Voilà typiquement le genre de film qui ne parlera pas forcément à tout le monde mais auquel j'ai totalement adhéré et que j'aime qualifier de "grand petit film".
Il suit Nour, qui a émigré clandestinement à Marseille, au début des années 90, sur une période de dix ans. À la fois un récit d'apprentissage et une chronique de l’exil qui raconte l’errance, la débrouille, la peur de l’expulsion, mais aussi les moments de tristesse et de joie, de découragement et d’espoir, au fil des rencontres...
L'ensemble est intelligemment découpé en cinq actes, avec des ellipses de deux ans entre chaque, donnant ainsi constamment du souffle au récit. Si sa première partie, ultra réaliste sur les conditions de vie des immigrés clandestins, revêt des allures de documentaire, le film prend ensuite un virage beaucoup plus romanesque jusqu'à se transformer en mélodrame.

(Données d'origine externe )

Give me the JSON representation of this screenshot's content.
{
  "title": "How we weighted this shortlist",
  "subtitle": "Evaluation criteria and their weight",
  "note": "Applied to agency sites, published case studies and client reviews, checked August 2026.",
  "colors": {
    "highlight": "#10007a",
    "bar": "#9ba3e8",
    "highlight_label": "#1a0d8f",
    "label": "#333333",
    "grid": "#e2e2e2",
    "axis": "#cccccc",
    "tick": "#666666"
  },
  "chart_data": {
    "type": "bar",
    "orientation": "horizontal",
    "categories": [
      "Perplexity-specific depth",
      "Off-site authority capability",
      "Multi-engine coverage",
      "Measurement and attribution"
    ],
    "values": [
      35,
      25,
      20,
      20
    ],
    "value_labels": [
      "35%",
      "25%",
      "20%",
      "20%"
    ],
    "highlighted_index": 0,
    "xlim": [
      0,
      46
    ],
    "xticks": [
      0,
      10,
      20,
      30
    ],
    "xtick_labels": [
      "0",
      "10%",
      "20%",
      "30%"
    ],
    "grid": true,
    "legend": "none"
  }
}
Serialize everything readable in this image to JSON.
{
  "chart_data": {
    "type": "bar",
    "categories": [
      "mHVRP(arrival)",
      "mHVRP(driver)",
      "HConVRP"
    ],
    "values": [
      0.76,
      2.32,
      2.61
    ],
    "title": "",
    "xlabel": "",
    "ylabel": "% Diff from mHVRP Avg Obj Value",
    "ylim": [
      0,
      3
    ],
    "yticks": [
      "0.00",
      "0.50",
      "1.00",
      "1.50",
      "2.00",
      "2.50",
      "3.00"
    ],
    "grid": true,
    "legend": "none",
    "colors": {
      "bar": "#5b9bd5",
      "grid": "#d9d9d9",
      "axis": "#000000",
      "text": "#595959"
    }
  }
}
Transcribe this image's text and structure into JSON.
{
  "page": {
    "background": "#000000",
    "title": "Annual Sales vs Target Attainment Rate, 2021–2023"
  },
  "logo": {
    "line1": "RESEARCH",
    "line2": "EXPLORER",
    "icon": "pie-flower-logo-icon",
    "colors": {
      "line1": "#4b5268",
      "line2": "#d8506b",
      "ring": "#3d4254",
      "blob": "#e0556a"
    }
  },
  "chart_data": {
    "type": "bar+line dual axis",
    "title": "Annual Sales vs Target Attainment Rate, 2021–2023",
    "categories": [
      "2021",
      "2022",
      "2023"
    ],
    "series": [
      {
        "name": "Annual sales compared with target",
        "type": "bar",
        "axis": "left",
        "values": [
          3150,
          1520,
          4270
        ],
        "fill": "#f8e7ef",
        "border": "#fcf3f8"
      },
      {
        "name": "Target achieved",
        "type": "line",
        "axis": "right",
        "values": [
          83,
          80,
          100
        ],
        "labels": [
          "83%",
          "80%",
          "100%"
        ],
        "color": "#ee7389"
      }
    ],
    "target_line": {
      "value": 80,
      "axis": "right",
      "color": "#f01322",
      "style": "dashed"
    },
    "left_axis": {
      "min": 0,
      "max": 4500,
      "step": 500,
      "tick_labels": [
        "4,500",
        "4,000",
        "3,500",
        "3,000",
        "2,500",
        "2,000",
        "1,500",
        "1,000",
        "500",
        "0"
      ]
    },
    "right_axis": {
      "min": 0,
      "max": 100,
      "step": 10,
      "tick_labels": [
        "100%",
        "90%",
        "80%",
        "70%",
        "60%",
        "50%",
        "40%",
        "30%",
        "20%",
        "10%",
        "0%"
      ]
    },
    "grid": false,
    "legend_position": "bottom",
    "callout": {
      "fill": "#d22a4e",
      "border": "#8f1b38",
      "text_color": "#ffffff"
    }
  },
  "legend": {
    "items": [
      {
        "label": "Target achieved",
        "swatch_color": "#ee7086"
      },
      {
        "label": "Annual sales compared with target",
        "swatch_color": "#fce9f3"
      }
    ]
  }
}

Un récit au charme désuet indéniable qui frappe par sa pudeur et son élégance, le tout teinté en permanence d'une forme de tristesse, renforcée notamment par l'omniprésence de la musique raï, aux accents aussi festifs que mélancoliques, et qui nous rappelle la portée sentimentale et le pouvoir réconfortant de la musique. Un sentiment également évoqué par l'un des personnages lors de l'épilogue : "Les riches fuient la tristesse, nous on l'aime et on apprend à vivre avec".
Le film est remarquablement interprété. Le magnétisme et la classe d'Anna Mouglalis irradient le film d'un bout à l'autre. Grégoire Colin incarne le personnage atypique de Serge, avec un physique et un look tout droit sortis du cinéma de Kaurimäski. Ayou Gretaa, sombre et solaire à la fois, est parfait pour illustrer ce mélange de fragilité et de force, et la quasi impossibilité pour ces migrants qui abandonnent tout dans l'espoir d'une vie meilleure pour eux et pour les leurs, à trouver une forme de sérénité. Les relations qui se nouent entre les trois protagonistes sont complexes, bien loin des stéréotypes et frappent par leur liberté.
Avec ce deuxième long métrage, Saïd Hamich prouve qu'il est possible, même avec des moyens modestes, de réaliser une oeuvre puissante, un magnifique roman sur l'exil.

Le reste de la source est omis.